You may have noticed I missed two posts recently (or maybe
you didn’t), but the writing factory is still open. I chose to forgo my last
two posts because I’ve been working on a story for my other blog, Saturday
Night Pulps, which has run into a longer project.
This happens
sometimes. You start writing, grabbing ideas from the ether, not sure where it
is going, and bam, your short story turns into a novella, or novel, or an epic
ten book fantasy.
It’s
one of the things I love about writing. Sometimes, no matter how well you plan
or outline, if you do plan or outline your stories, the characters take you by
the arm and lead you down some ally way you weren’t expecting to go down.
I don’t
usually plan or outline my stories. I start with one sentence, or idea, or a
vague notion of a character I want to write about. But this new story I started
did start with an outline. I thought it would make it a tighter story to fit
within the framework of my SNP blog. Well, I was wrong. The characters took me by the ear this time,
and said, “Uh-uh, Donny boy. This story is bigger than you thought.”
When a
story does that, you have to go with it. To deny it, would be to deny the very
fabric of what makes a writer write. It makes all those other stories I’ve
started, just to toss them out because they weren’t going anywhere, worth it. When
inspiration strikes, you strike back, because you never know when she’s coming,
or if she’ll ever return. It’s a fear I
think all writers have. To one day wake
up with the stories gone. The ideas and characters you dream up vanished back
into the regions from which they came.
You also
never know what the story could have been if you don’t see it through. Even if it’s garbage thrown into the recycle
bin, it’s all going somewhere. Tools you can pull out when you need them.
I have
this one character I created when I was a kid and was first seduced by the
goddess creativity. He was a cowboy and
a lot of him was taken from other cowboys I had seen in the movies or read
about it books. But he was my cowboy. I created him, and I wrote about his
adventures. This cowboy might never see
the light of day. His adventures might always be for me and my own enjoyment.

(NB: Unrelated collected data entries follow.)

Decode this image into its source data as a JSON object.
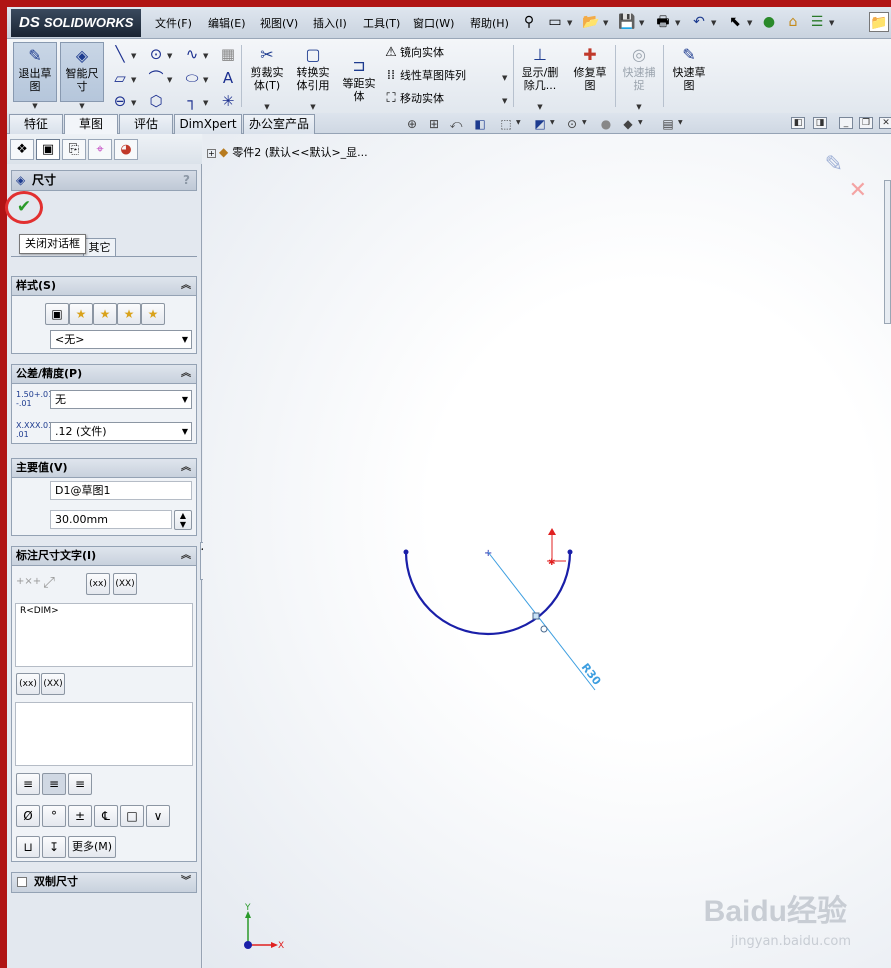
{
  "app": {
    "logo_prefix": "DS",
    "logo_text": "SOLIDWORKS"
  },
  "menu": [
    "文件(F)",
    "编辑(E)",
    "视图(V)",
    "插入(I)",
    "工具(T)",
    "窗口(W)",
    "帮助(H)"
  ],
  "command_manager": {
    "exit_sketch": "退出草\n图",
    "smart_dimension": "智能尺\n寸",
    "trim_entities": "剪裁实\n体(T)",
    "convert_entities": "转换实\n体引用",
    "offset_entities": "等距实\n体",
    "mirror_entities": "镜向实体",
    "linear_pattern": "线性草图阵列",
    "move_entities": "移动实体",
    "display_delete_relations": "显示/删\n除几...",
    "repair_sketch": "修复草\n图",
    "quick_snaps": "快速捕\n捉",
    "rapid_sketch": "快速草\n图"
  },
  "tabs": [
    "特征",
    "草图",
    "评估",
    "DimXpert",
    "办公室产品"
  ],
  "active_tab": "草图",
  "property_manager": {
    "title": "尺寸",
    "help": "?",
    "tooltip": "关闭对话框",
    "subtab": "其它",
    "style": {
      "header": "样式(S)",
      "favorite": "<无>"
    },
    "tolerance": {
      "header": "公差/精度(P)",
      "tolerance_icon_label": "1.50+.01\n-.01",
      "tolerance_type": "无",
      "precision_icon_label": "X.XXX.01\n.01",
      "precision": ".12 (文件)"
    },
    "primary_value": {
      "header": "主要值(V)",
      "name": "D1@草图1",
      "value": "30.00mm"
    },
    "dimension_text": {
      "header": "标注尺寸文字(I)",
      "btn_xx1": "(xx)",
      "btn_xx2": "(XX)",
      "text_top": "R<DIM>",
      "btn_xx3": "(xx)",
      "btn_xx4": "(XX)",
      "text_bottom": "",
      "more": "更多(M)"
    },
    "dual_dimension": {
      "header": "双制尺寸"
    }
  },
  "graphics": {
    "tree_label": "零件2 (默认<<默认>_显...",
    "dimension_label": "R30",
    "axis_x": "X",
    "axis_y": "Y"
  },
  "watermark": {
    "brand": "Baidu经验",
    "url": "jingyan.baidu.com"
  },
  "colors": {
    "frame": "#b01414",
    "sketch": "#1a1fa8",
    "dimension": "#3c9ee0",
    "origin_red": "#e02020"
  }
}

But the tools and experience I picked up writing about him will always be
useful to me and will always show up in the stories I do share.
So, off
I go, to whip the workers in the writing factory into shape to meet an all to quickly
approaching deadline. Maybe I’ll give them a bonus if they can fit this weekly
blog into their schedule as well. Or, maybe not. A writer’s life is supposed to
be torture, after all. Can’t let them get to comfortable.